An elegant way to find the closest value in a circular ordered list

Given a sorted list such as [1.1, 2.2, 3.3] and a boundary value such as math.pi*2 , return the closest value for any given value from [0 - math.pi*2)

The function should return the index of the value, so f(1.2) returns 0 , and f(2.1) returns 1 , and f(6.0) should wrap around math.pi*2 and return 0 , being closer to 1.1 than to 3 , 3, taking into account the boundary value. To be completely explicit, this function must also be wrapped at the lower end, so f(1.0, [5.0, 6.0], bound = math.pi*2) returns 1 .

A use case is to compare an arbitrary angle in radians with the nearest effective angle in the list. I wrote this function several times in python with bisect , but the code always ends up insulting my aesthetic feelings. The high complexity and the number of edge cases seem disproportionate to the intuitive simplicity of the function. So I ask if anyone can come up with a nice implementation, both in terms of efficiency and grace.

+4
source share
3 answers

Here's a more elegant approach.

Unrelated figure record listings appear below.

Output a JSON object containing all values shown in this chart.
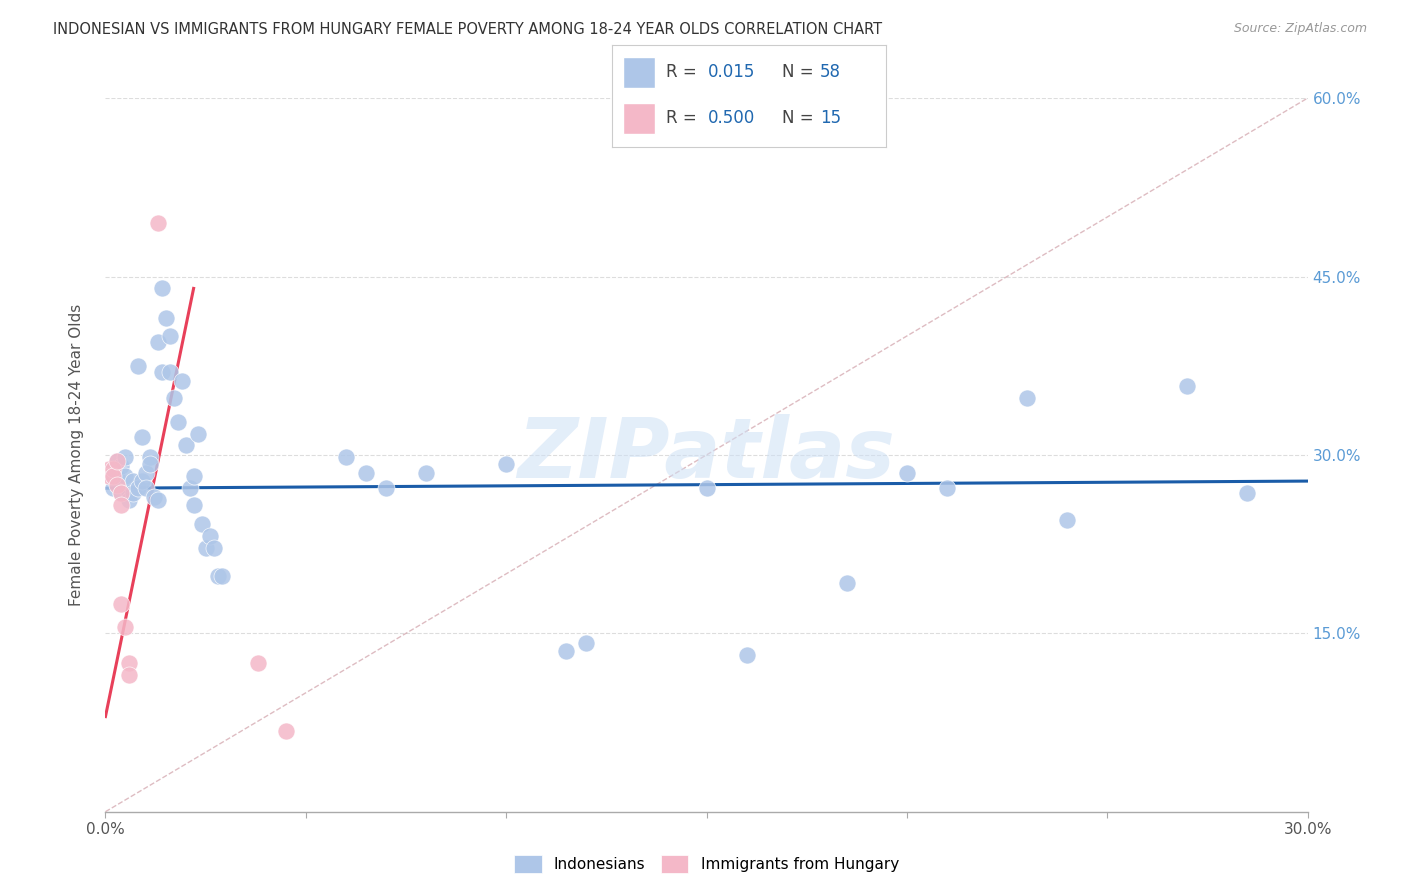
{
  "title": "INDONESIAN VS IMMIGRANTS FROM HUNGARY FEMALE POVERTY AMONG 18-24 YEAR OLDS CORRELATION CHART",
  "source": "Source: ZipAtlas.com",
  "ylabel": "Female Poverty Among 18-24 Year Olds",
  "xlim": [
    0.0,
    0.3
  ],
  "ylim": [
    0.0,
    0.6
  ],
  "xticks": [
    0.0,
    0.05,
    0.1,
    0.15,
    0.2,
    0.25,
    0.3
  ],
  "xticklabels": [
    "0.0%",
    "",
    "",
    "",
    "",
    "",
    "30.0%"
  ],
  "yticks_right": [
    0.0,
    0.15,
    0.3,
    0.45,
    0.6
  ],
  "yticklabels_right": [
    "",
    "15.0%",
    "30.0%",
    "45.0%",
    "60.0%"
  ],
  "blue_R": 0.015,
  "blue_N": 58,
  "pink_R": 0.5,
  "pink_N": 15,
  "blue_color": "#aec6e8",
  "pink_color": "#f4b8c8",
  "blue_line_color": "#1a5ca8",
  "pink_line_color": "#e8405a",
  "ref_line_color": "#d0a0a8",
  "legend_label_blue": "Indonesians",
  "legend_label_pink": "Immigrants from Hungary",
  "watermark": "ZIPatlas",
  "blue_trend_x": [
    0.0,
    0.3
  ],
  "blue_trend_y": [
    0.272,
    0.278
  ],
  "pink_trend_x": [
    0.0,
    0.022
  ],
  "pink_trend_y": [
    0.08,
    0.44
  ],
  "blue_points": [
    [
      0.001,
      0.285
    ],
    [
      0.002,
      0.272
    ],
    [
      0.003,
      0.295
    ],
    [
      0.003,
      0.282
    ],
    [
      0.004,
      0.291
    ],
    [
      0.004,
      0.268
    ],
    [
      0.005,
      0.298
    ],
    [
      0.005,
      0.282
    ],
    [
      0.006,
      0.268
    ],
    [
      0.006,
      0.262
    ],
    [
      0.007,
      0.278
    ],
    [
      0.007,
      0.268
    ],
    [
      0.008,
      0.375
    ],
    [
      0.008,
      0.272
    ],
    [
      0.009,
      0.315
    ],
    [
      0.009,
      0.278
    ],
    [
      0.01,
      0.285
    ],
    [
      0.01,
      0.272
    ],
    [
      0.011,
      0.298
    ],
    [
      0.011,
      0.292
    ],
    [
      0.012,
      0.265
    ],
    [
      0.013,
      0.395
    ],
    [
      0.013,
      0.262
    ],
    [
      0.014,
      0.44
    ],
    [
      0.014,
      0.37
    ],
    [
      0.015,
      0.415
    ],
    [
      0.016,
      0.4
    ],
    [
      0.016,
      0.37
    ],
    [
      0.017,
      0.348
    ],
    [
      0.018,
      0.328
    ],
    [
      0.019,
      0.362
    ],
    [
      0.02,
      0.308
    ],
    [
      0.021,
      0.272
    ],
    [
      0.022,
      0.282
    ],
    [
      0.022,
      0.258
    ],
    [
      0.023,
      0.318
    ],
    [
      0.024,
      0.242
    ],
    [
      0.025,
      0.222
    ],
    [
      0.026,
      0.232
    ],
    [
      0.027,
      0.222
    ],
    [
      0.028,
      0.198
    ],
    [
      0.029,
      0.198
    ],
    [
      0.06,
      0.298
    ],
    [
      0.065,
      0.285
    ],
    [
      0.07,
      0.272
    ],
    [
      0.08,
      0.285
    ],
    [
      0.1,
      0.292
    ],
    [
      0.115,
      0.135
    ],
    [
      0.12,
      0.142
    ],
    [
      0.15,
      0.272
    ],
    [
      0.16,
      0.132
    ],
    [
      0.185,
      0.192
    ],
    [
      0.2,
      0.285
    ],
    [
      0.21,
      0.272
    ],
    [
      0.23,
      0.348
    ],
    [
      0.24,
      0.245
    ],
    [
      0.27,
      0.358
    ],
    [
      0.285,
      0.268
    ]
  ],
  "pink_points": [
    [
      0.001,
      0.288
    ],
    [
      0.001,
      0.282
    ],
    [
      0.002,
      0.288
    ],
    [
      0.002,
      0.282
    ],
    [
      0.003,
      0.295
    ],
    [
      0.003,
      0.275
    ],
    [
      0.004,
      0.268
    ],
    [
      0.004,
      0.258
    ],
    [
      0.004,
      0.175
    ],
    [
      0.005,
      0.155
    ],
    [
      0.006,
      0.125
    ],
    [
      0.006,
      0.115
    ],
    [
      0.013,
      0.495
    ],
    [
      0.038,
      0.125
    ],
    [
      0.045,
      0.068
    ]
  ]
}
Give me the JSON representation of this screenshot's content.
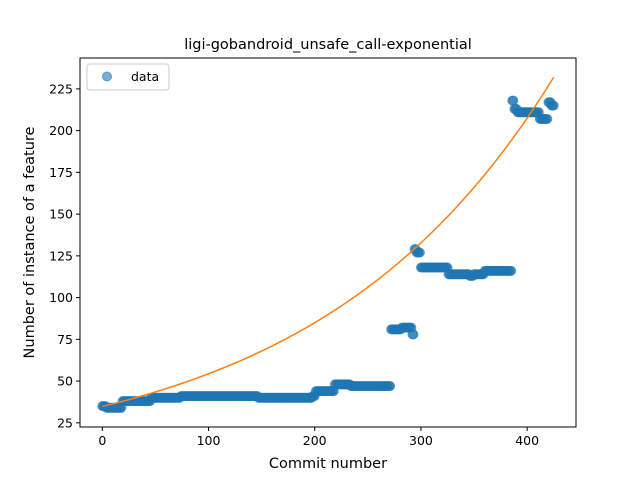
{
  "chart_data": {
    "type": "scatter",
    "title": "ligi-gobandroid_unsafe_call-exponential",
    "xlabel": "Commit number",
    "ylabel": "Number of instance of a feature",
    "xlim": [
      -21,
      446
    ],
    "ylim": [
      22.5,
      243.5
    ],
    "xticks": [
      0,
      100,
      200,
      300,
      400
    ],
    "yticks": [
      25,
      50,
      75,
      100,
      125,
      150,
      175,
      200,
      225
    ],
    "legend": {
      "placement": "top-left",
      "entries": [
        "data"
      ]
    },
    "grid": false,
    "colors": {
      "data": "#1f77b4",
      "fit": "#ff7f0e"
    },
    "series": [
      {
        "name": "data",
        "kind": "points",
        "segments": [
          {
            "from": 0,
            "to": 3,
            "value": 35
          },
          {
            "from": 4,
            "to": 18,
            "value": 34
          },
          {
            "from": 19,
            "to": 45,
            "value": 38
          },
          {
            "from": 46,
            "to": 73,
            "value": 40
          },
          {
            "from": 74,
            "to": 146,
            "value": 41
          },
          {
            "from": 147,
            "to": 197,
            "value": 40
          },
          {
            "from": 198,
            "to": 200,
            "value": 41
          },
          {
            "from": 201,
            "to": 218,
            "value": 44
          },
          {
            "from": 219,
            "to": 233,
            "value": 48
          },
          {
            "from": 234,
            "to": 271,
            "value": 47
          },
          {
            "from": 272,
            "to": 281,
            "value": 81
          },
          {
            "from": 282,
            "to": 291,
            "value": 82
          },
          {
            "from": 292,
            "to": 293,
            "value": 78
          },
          {
            "from": 294,
            "to": 295,
            "value": 129
          },
          {
            "from": 296,
            "to": 299,
            "value": 127
          },
          {
            "from": 300,
            "to": 325,
            "value": 118
          },
          {
            "from": 326,
            "to": 345,
            "value": 114
          },
          {
            "from": 346,
            "to": 349,
            "value": 113
          },
          {
            "from": 350,
            "to": 359,
            "value": 114
          },
          {
            "from": 360,
            "to": 385,
            "value": 116
          },
          {
            "from": 386,
            "to": 387,
            "value": 218
          },
          {
            "from": 388,
            "to": 390,
            "value": 213
          },
          {
            "from": 391,
            "to": 411,
            "value": 211
          },
          {
            "from": 412,
            "to": 419,
            "value": 207
          },
          {
            "from": 420,
            "to": 422,
            "value": 217
          },
          {
            "from": 423,
            "to": 425,
            "value": 215
          }
        ]
      },
      {
        "name": "",
        "kind": "line",
        "model": "exponential",
        "params": {
          "a": 34.8,
          "b": 0.0044637,
          "x_start": 0,
          "x_end": 425
        }
      }
    ]
  }
}
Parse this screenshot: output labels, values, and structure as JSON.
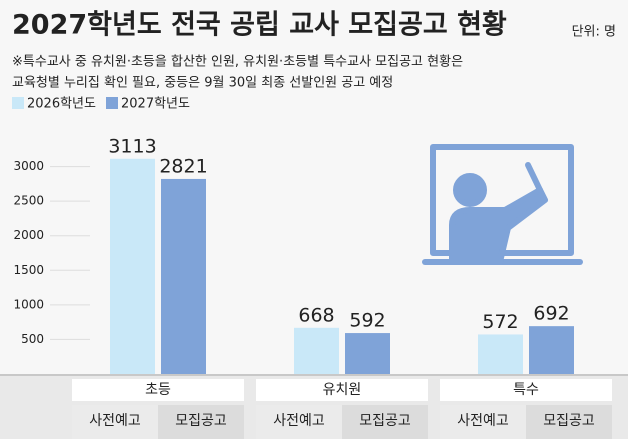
{
  "chart_data": {
    "type": "bar",
    "title": "2027학년도 전국 공립 교사 모집공고 현황",
    "unit": "단위: 명",
    "note": [
      "※특수교사 중 유치원·초등을 합산한 인원, 유치원·초등별 특수교사 모집공고 현황은",
      "교육청별 누리집 확인 필요, 중등은 9월 30일 최종 선발인원 공고 예정"
    ],
    "categories": [
      "초등",
      "유치원",
      "특수"
    ],
    "sub_labels": [
      "사전예고",
      "모집공고"
    ],
    "series": [
      {
        "name": "2026학년도",
        "color": "#c9e8f8",
        "values": [
          3113,
          668,
          572
        ]
      },
      {
        "name": "2027학년도",
        "color": "#7fa3d8",
        "values": [
          2821,
          592,
          692
        ]
      }
    ],
    "ylim": [
      0,
      3500
    ],
    "yticks": [
      500,
      1000,
      1500,
      2000,
      2500,
      3000
    ],
    "grid": true
  }
}
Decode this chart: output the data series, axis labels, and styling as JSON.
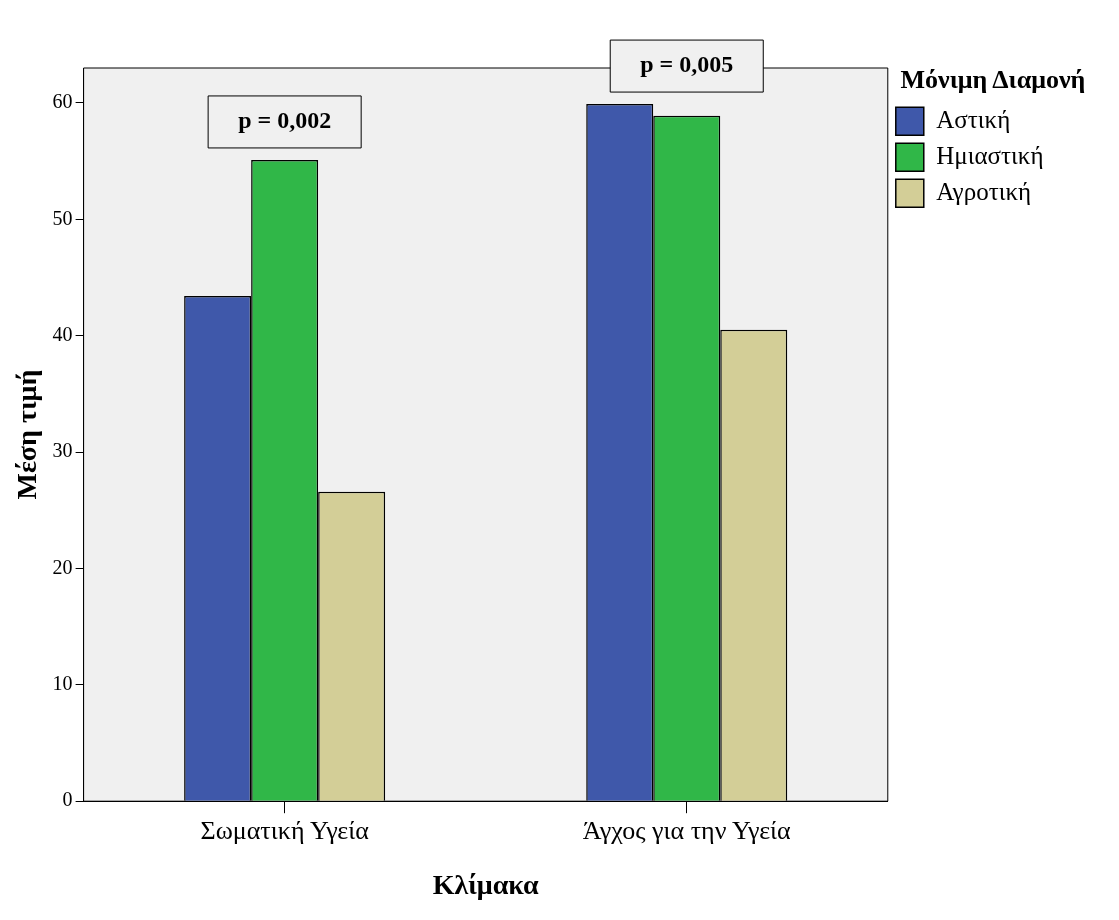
{
  "chart_data": {
    "type": "bar",
    "xlabel": "Κλίμακα",
    "ylabel": "Μέση τιμή",
    "legend_title": "Μόνιμη Διαμονή",
    "categories": [
      "Σωματική Υγεία",
      "Άγχος για την Υγεία"
    ],
    "series": [
      {
        "name": "Αστική",
        "color": "#3f58aa",
        "values": [
          43.4,
          59.9
        ]
      },
      {
        "name": "Ημιαστική",
        "color": "#30b748",
        "values": [
          55.1,
          58.9
        ]
      },
      {
        "name": "Αγροτική",
        "color": "#d3ce97",
        "values": [
          26.6,
          40.5
        ]
      }
    ],
    "ylim": [
      0,
      63
    ],
    "yticks": [
      0,
      10,
      20,
      30,
      40,
      50,
      60
    ],
    "grid": false,
    "legend": "top right",
    "annotations": [
      "p = 0,002",
      "p = 0,005"
    ]
  }
}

Eliminate the edges by wrapping a number string around:

 from bisect import bisect_right def circular_search(points, bound, value): ## ## normalize / sort input points to [0, bound) points = sorted(list(set([i % bound for i in points]))) ## ## normalize search value to [0, bound) value %= bound ## ## wrap the circle left and right ext_points = [i-bound for i in points] + points + [i+bound for i in points] ## ## identify the "nearest not less than" point; no ## edge cases since points always exist above & below index = bisect_right(ext_points, value) ## ## choose the nearest point; will always be either the ## index found by bisection, or the next-lower index if abs(ext_points[index]-value) >= abs(ext_points[index-1]-value): index -= 1 ## ## map index to [0, npoints) index %= len(points) ## ## done return points[index] 

As written, it works if the input is not winning, like no points, or connected == 0.

+2
source

Use the bisect module as a base:

 from bisect import bisect_left import math def f(value, sorted_list, bound=math.pi * 2): value %= bound index = bisect_left(sorted_list, value) if index == 0 or index == len(sorted_list): return min((abs(bound + sorted_list[0] - value), 0), (abs(sorted_list[-1] - value), len(sorted_list) - 1))[1] return min((index - 1, index), key=lambda i: abs(sorted_list[i] - value) if i >= 0 else float('inf')) 

Demo:

 >>> sorted_list = [1.1, 2.2, 3.3] >>> f(1.2, sorted_list) 0 >>> f(2.1, sorted_list) 1 >>> f(6.0, sorted_list) 0 >>> f(5.0, sorted_list) 2 
+1
source

The easiest way is to simply use min:

 def angular_distance(theta_1, theta_2, mod=2*math.pi): difference = abs(theta_1 % mod - theta_2 % mod) return min(difference, mod - difference) def nearest_angle(L, theta): return min(L, key=lambda theta_1: angular_distance(theta, theta_2)) In [11]: min(L, key=lambda theta: angular_distance(theta, 1)) Out[11]: 1.1 

Using list sorting, you can use the bisect module:

 from bisect import bisect_left def nearest_angle_b(theta, sorted_list, mod=2*math.pi): i1 = bisect_left(sorted_list, theta % mod) if i1 == 0: i1, i2 = len(sorted_list) - 1, 0 elif i1 == len(sorted_list): i1, i2 = i1 - 1, 0 else: i2 = (i1 + 1) % len(sorted_list) return min((angular_distance(theta, L[i], mod), i, L[i]) for i in [i1, i2]) 

Returns the distance, index, and angle in the list to which it is closest.